Pastoral leaders are future-oriented. That goes without question. “If the children’s program keeps growing what’s our next move?” “If stewardship tanks what will we do?” “If city council approves the plan to revitalize downtown how does that impact our long-term strategy?” Asking these questions is a part of my role. I’m doing what a leader is supposed to do. I rarely -- if ever -- question that.

But then the lectionary drops this on me: “Do not worry about tomorrow,” says Christ, “for tomorrow will bring worries of its own” (Matthew 6:34). As a leader -- as one expected “to worry about tomorrow” -- what am I to do with this?

I’ve always treated this passage as mere homespun advice, something suitable for “Poor Richard’s Almanac.” But lately I’ve wondered if the stakes are higher. “Do not worry about tomorrow.” What if this isn’t just helpful advice but a dire warning especially for those who are called to lead in the way of Jesus Christ?

This question occurred to me after reading the highly acclaimed historical novel, “Wolf Hall,” by Hilary Mantel. Mantel imagines the tumultuous reign of Henry VIII and all the messy political maneuverings that gave birth to the Church of England. One of Mantel’s more colorful characters, Cardinal Thomas Wolsey, is ambitious and greedy, conniving and opportunistic. Before he finds himself on the wrong end of the executioner’s blade, he too is quite future-oriented. Mantel describes him as a master of “floating diplomacy” who “never lives in a single reality but in a shifting shadow-mesh of possibilities.” It seems he invests so much of his attention on what might come -- and how these “possibilities” may impair or enhance his own ambitions -- that he loses his capacity to live the “single reality” of the present day.

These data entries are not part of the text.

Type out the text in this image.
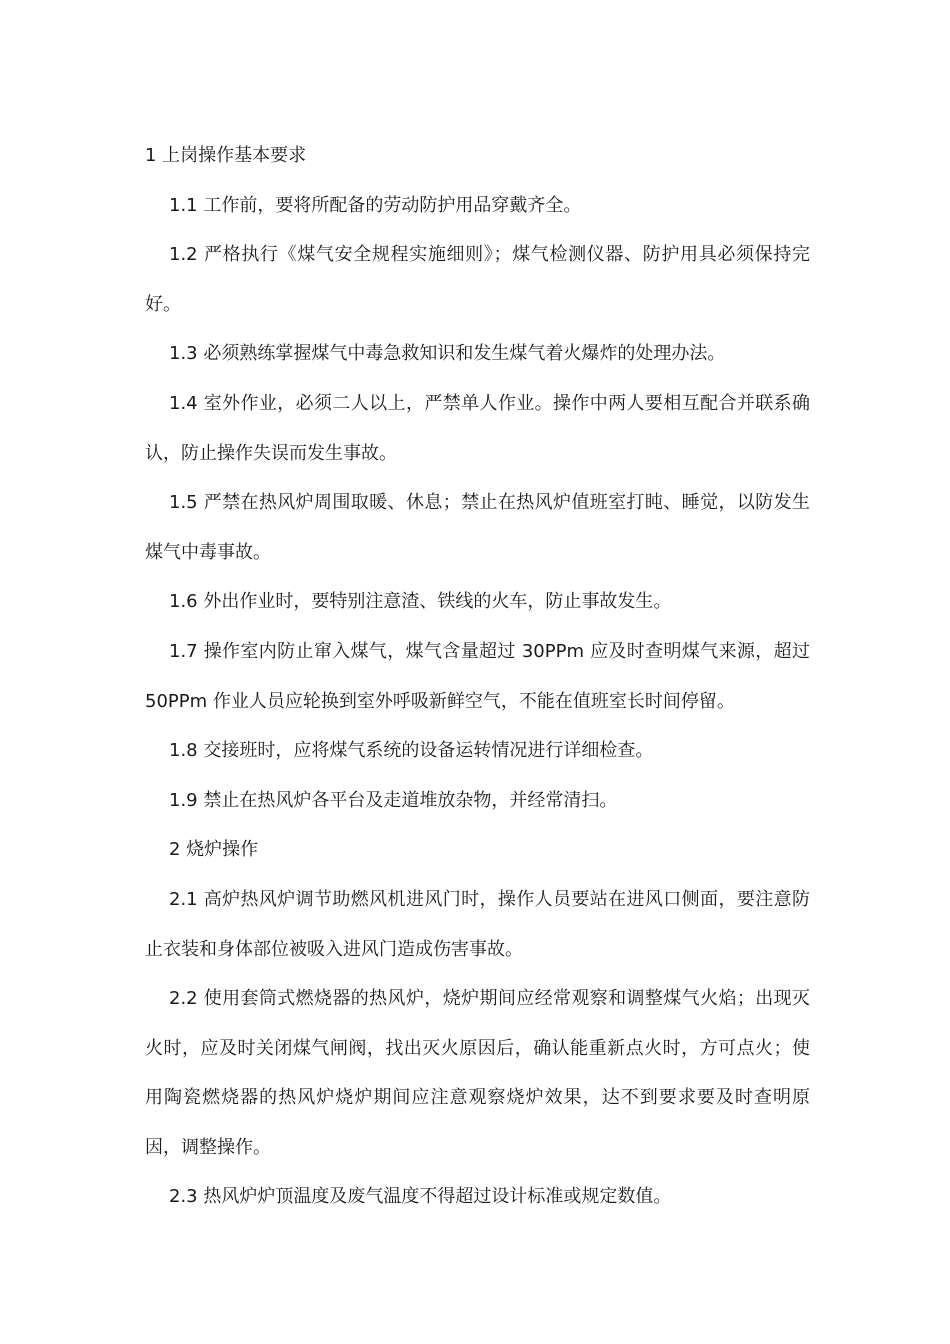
1 上岗操作基本要求

1.1 工作前，要将所配备的劳动防护用品穿戴齐全。

1.2 严格执行《煤气安全规程实施细则》；煤气检测仪器、防护用具必须保持完好。

1.3 必须熟练掌握煤气中毒急救知识和发生煤气着火爆炸的处理办法。

1.4 室外作业，必须二人以上，严禁单人作业。操作中两人要相互配合并联系确认，防止操作失误而发生事故。

1.5 严禁在热风炉周围取暖、休息；禁止在热风炉值班室打盹、睡觉，以防发生煤气中毒事故。

1.6 外出作业时，要特别注意渣、铁线的火车，防止事故发生。

1.7 操作室内防止窜入煤气，煤气含量超过 30PPm 应及时查明煤气来源，超过 50PPm 作业人员应轮换到室外呼吸新鲜空气，不能在值班室长时间停留。

1.8 交接班时，应将煤气系统的设备运转情况进行详细检查。

1.9 禁止在热风炉各平台及走道堆放杂物，并经常清扫。

2 烧炉操作

2.1 高炉热风炉调节助燃风机进风门时，操作人员要站在进风口侧面，要注意防止衣装和身体部位被吸入进风门造成伤害事故。

2.2 使用套筒式燃烧器的热风炉，烧炉期间应经常观察和调整煤气火焰；出现灭火时，应及时关闭煤气闸阀，找出灭火原因后，确认能重新点火时，方可点火；使用陶瓷燃烧器的热风炉烧炉期间应注意观察烧炉效果，达不到要求要及时查明原因，调整操作。

2.3 热风炉炉顶温度及废气温度不得超过设计标准或规定数值。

Did Jesus have such schemers in mind (and who among us doesn’t scheme?) when he said, “Do not worry about tomorrow”? Was he also speaking to leaders when he called upon us instead to ground our lives in the one reality that truly matters, to “seek first the kingdom of God”?

The task of leadership then is not merely to look to the future but to look for the particular future that God will bring. God’s promises of peace, justice and right relations give us critical leverage over all other socially (and personally) constructed realities.

In a very different context theologian David Bentley Hart describes our task this way: “The Christian should see two realities at once, one world (as it were) within another, one world as we all know it, in all its beauty and terror…and the other world in its first and ultimate truth, not simply ‘nature’ but ‘creation,’ an endless sea of glory radiant with the beauty of God in every part.”

This is what Thomas Wolsey -- as Mantel imagines him -- fails to do. It’s not that he tries to live too many realities but that he fails to embrace the one reality that governs all others. His tragic flaw is not that he constantly planned ahead but that he failed to plan with his (and our) true end in mind. As leaders in the way of Christ, we seek another path. We strive to keep God’s “first and ultimate truth” before us. Otherwise our strategic plans become schemes and our schemes become reality. “Our” futures have their end in the future God has for us.

Mark Ralls is senior pastor of Asbury First United Methodist Church in Rochester, N.Y.